Jornalistas acusam China de tentar censurar redações de Macau

O governo chinês está a tentar condicionar o direito a informar e a liberdade de expressão em Macau, denunciam jornalistas e associações de imprensa. Sindicato dos Jornalistas diz acompanhar a “preocupação” sobre a liberdade de imprensa em Macau. O ministro dos Negócios Estrangeiros disse esta terça-feira que o Governo “espera e conta” que a China cumpra a Lei Básica de Macau.

 

De acordo com vários jornalistas, a rádio e a televisão públicas têm sido pressionados para seguirem uma linha editorial mais alinhada com o governo liderado por Xi-Jinping. A Associação de Jornalistas de Macau, que representa jornalistas de língua chinesa, referiu que os repórteres não são instrumentos de propaganda.

 

Já o Sindicato dos Jornalistas em Portugal veio manifestar “enorme preocupação” e “solidariedade” para com os jornalistas de língua portuguesa e inglesa da TDM. Segundo o SJ, entre as “orientações  editoriais a serem implementadas na Teledifusão de Macau (TDM)”, constava-se a “sugestão” de estarem proibidas a divulgação de ” informação ou opiniões contrárias às políticas do governo central” da República Popular da China”.

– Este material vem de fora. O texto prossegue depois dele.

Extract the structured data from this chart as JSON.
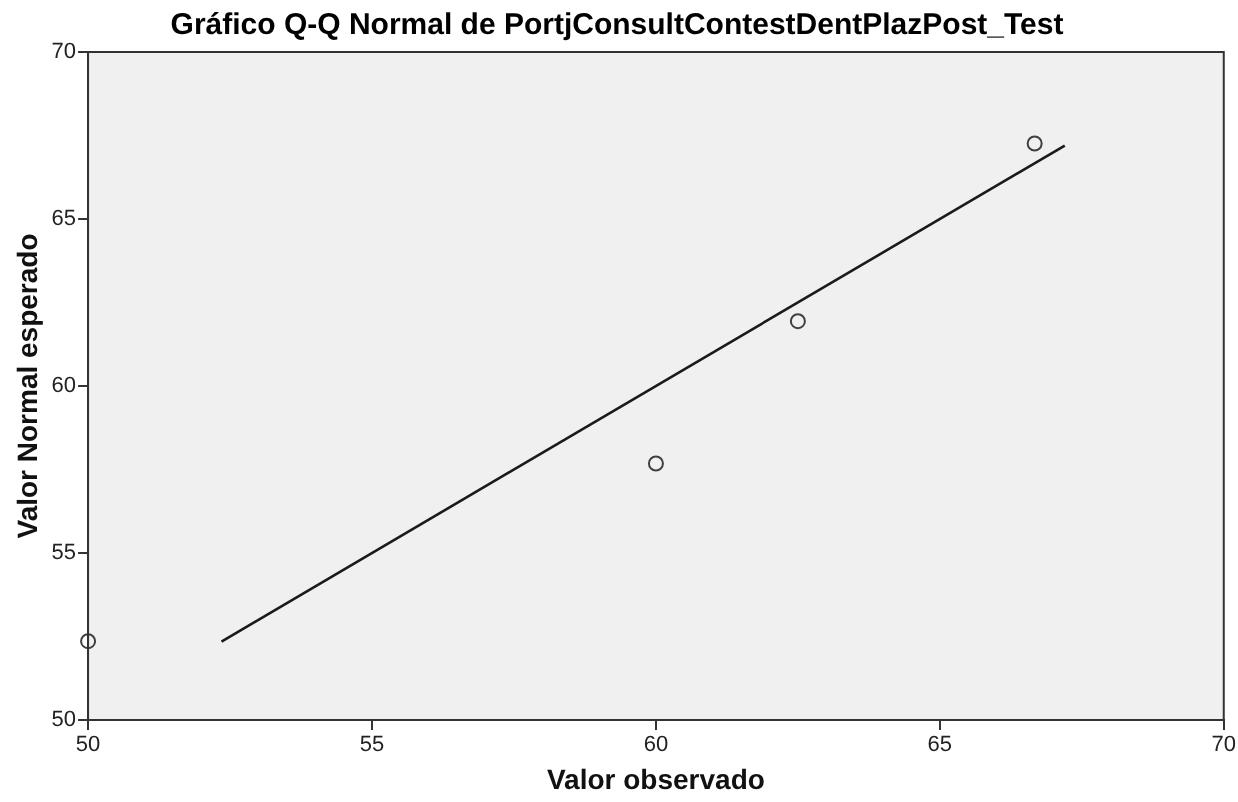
{
  "chart_data": {
    "type": "scatter",
    "title": "Gráfico Q-Q Normal de PortjConsultContestDentPlazPost_Test",
    "xlabel": "Valor observado",
    "ylabel": "Valor Normal esperado",
    "xlim": [
      50,
      70
    ],
    "ylim": [
      50,
      70
    ],
    "xticks": [
      50,
      55,
      60,
      65,
      70
    ],
    "yticks": [
      50,
      55,
      60,
      65,
      70
    ],
    "grid": false,
    "legend": false,
    "series": [
      {
        "color": "#404040",
        "marker": "circle",
        "x": [
          50,
          60,
          62.5,
          66.67
        ],
        "values": [
          52.36,
          57.68,
          61.94,
          67.26
        ]
      },
      {
        "type": "line",
        "color": "#1a1a1a",
        "marker": "none",
        "line_style": "solid",
        "x": [
          52.35,
          67.2
        ],
        "values": [
          52.35,
          67.2
        ]
      }
    ]
  }
}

“O ponto em questão é particularmente preocupante na medida em que colide com o pluralismo informativo e a busca do contraditório – princípios basilares da atividade profissional dos jornalistas”, denunciou a Associação de Imprensa em Português e Inglês de Macau (AIPIM), num comunicado.

As pressões têm vindo a aumentar principalmente desde os últimos acontecimentos em Hong Kong, onde tem havido protestos pró-democracia desde 2019. Estes protestos culminaram com uma lei de segurança nacional imposta à região.

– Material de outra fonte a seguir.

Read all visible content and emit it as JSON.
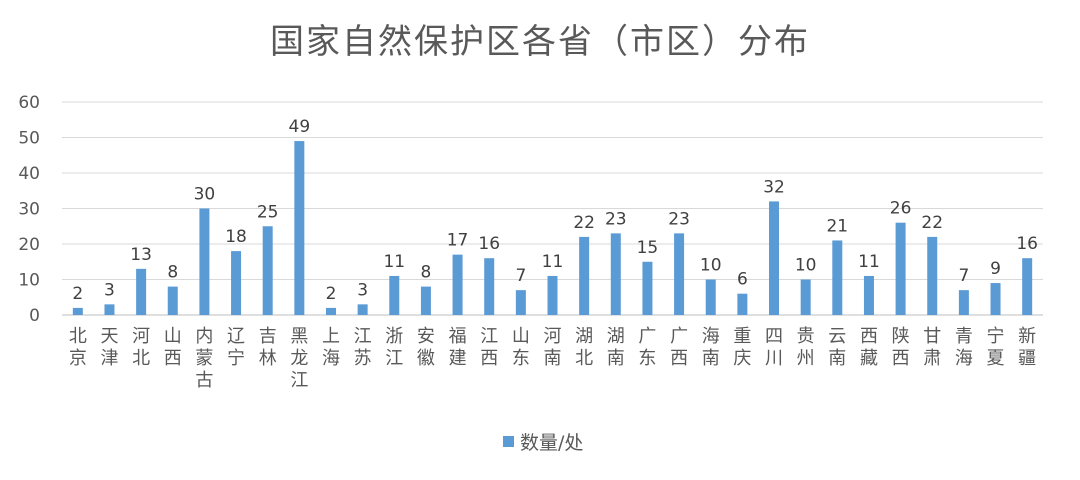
{
  "chart_data": {
    "type": "bar",
    "title": "国家自然保护区各省（市区）分布",
    "categories": [
      "北京",
      "天津",
      "河北",
      "山西",
      "内蒙古",
      "辽宁",
      "吉林",
      "黑龙江",
      "上海",
      "江苏",
      "浙江",
      "安徽",
      "福建",
      "江西",
      "山东",
      "河南",
      "湖北",
      "湖南",
      "广东",
      "广西",
      "海南",
      "重庆",
      "四川",
      "贵州",
      "云南",
      "西藏",
      "陕西",
      "甘肃",
      "青海",
      "宁夏",
      "新疆"
    ],
    "series": [
      {
        "name": "数量/处",
        "values": [
          2,
          3,
          13,
          8,
          30,
          18,
          25,
          49,
          2,
          3,
          11,
          8,
          17,
          16,
          7,
          11,
          22,
          23,
          15,
          23,
          10,
          6,
          32,
          10,
          21,
          11,
          26,
          22,
          7,
          9,
          16
        ]
      }
    ],
    "ylim": [
      0,
      60
    ],
    "yticks": [
      0,
      10,
      20,
      30,
      40,
      50,
      60
    ],
    "grid": true,
    "legend_position": "bottom",
    "bar_color": "#5b9bd5"
  }
}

Referindo que “Macau está num processo de transição desde a transferência da administração portuguesa para a administração chinesa” em 1999, Augusto Santos Silva frisou que essa transição é regulada “por uma lei, que resulta do acordo entre a China e Portugal, que se chama Lei Básica e que, por um período de 50 anos – portanto, de 1999 até 2049 – (…) define os termos da transição em Macau”.

Essa Lei Básica é muito clara na garantia da liberdade de imprensa e, portanto, da mesma forma que Portugal respeita escrupulosamente a Lei Básica em Macau, Portugal espera que a República Popular da China também respeite escrupulosamente a Lei Básica em Macau, designadamente, entre muitas outras áreas (…) em matéria de liberdade de imprensa”, sublinhou.

Macau tem uma Lei Básica, um documento que define os princípios básicos da Região Administrativa Especial de Macau (RAEM) e que prevê a existência de liberdade de imprensa.

Esta lei básica é uma espécie de Constituição de Macau, uma Região Administrativa Especial, autónoma da China, que é governada por um executivo próprio e não pelo executivo chinês e pelo Partido Comunista Chinês (PCC). De acordo com a Declaração Conjunta Luso-Chinesa sobre a Questão de Macau de 1987 que regula a transferência da administração de Macau para a China refere-se que o governo chinês deverá respeitar durante 50 anos (até 2049), a matriz portuguesa do modelo da sociedade.

Pelo menos cinco jornalistas da TDM – Teledifusão de Macau apresentaram a demissão na sequência desta diretiva. A informação foi avançada à Lusa por uma das cinco jornalistas portuguesas que trabalham no serviço de rádio em língua portuguesa da emissora pública TDM.

Os Repórteres Sem Fronteiras (RSF) anunciaram que iriam incluir Macau na sua lista de monitorização, que analisa a liberdade de imprensa em 180 países, após a ameaça de “censura” na Teledifusão de Macau.

Na classificação da liberdade de imprensa estabelecida anualmente pelos RSF, figurava apenas Hong Kong, que chegou a ser considerado um bastião da liberdade de imprensa, mas caiu do 18.º lugar, em 2002, para 80.º em 2020, enquanto a China continental é 177.º em 180 países, numa lista que até aqui deixava Macau de fora.

O responsável dos RSF na Ásia acrescentou que a TDM pode converter-se num “órgão de propaganda” da China, devido à “censura da direção”.

Em comunicado, os Repórteres Sem Fronteiras condenaram igualmente, em 19 de março, “a interferência editorial da direção das emissoras públicas de Hong Kong e Macau”, considerando que a sua independência estava “ameaçada pela censura da administração”, e instaram “os governos das duas regiões administrativas especiais [RAE] a cessar os seus ataques à liberdade da imprensa”.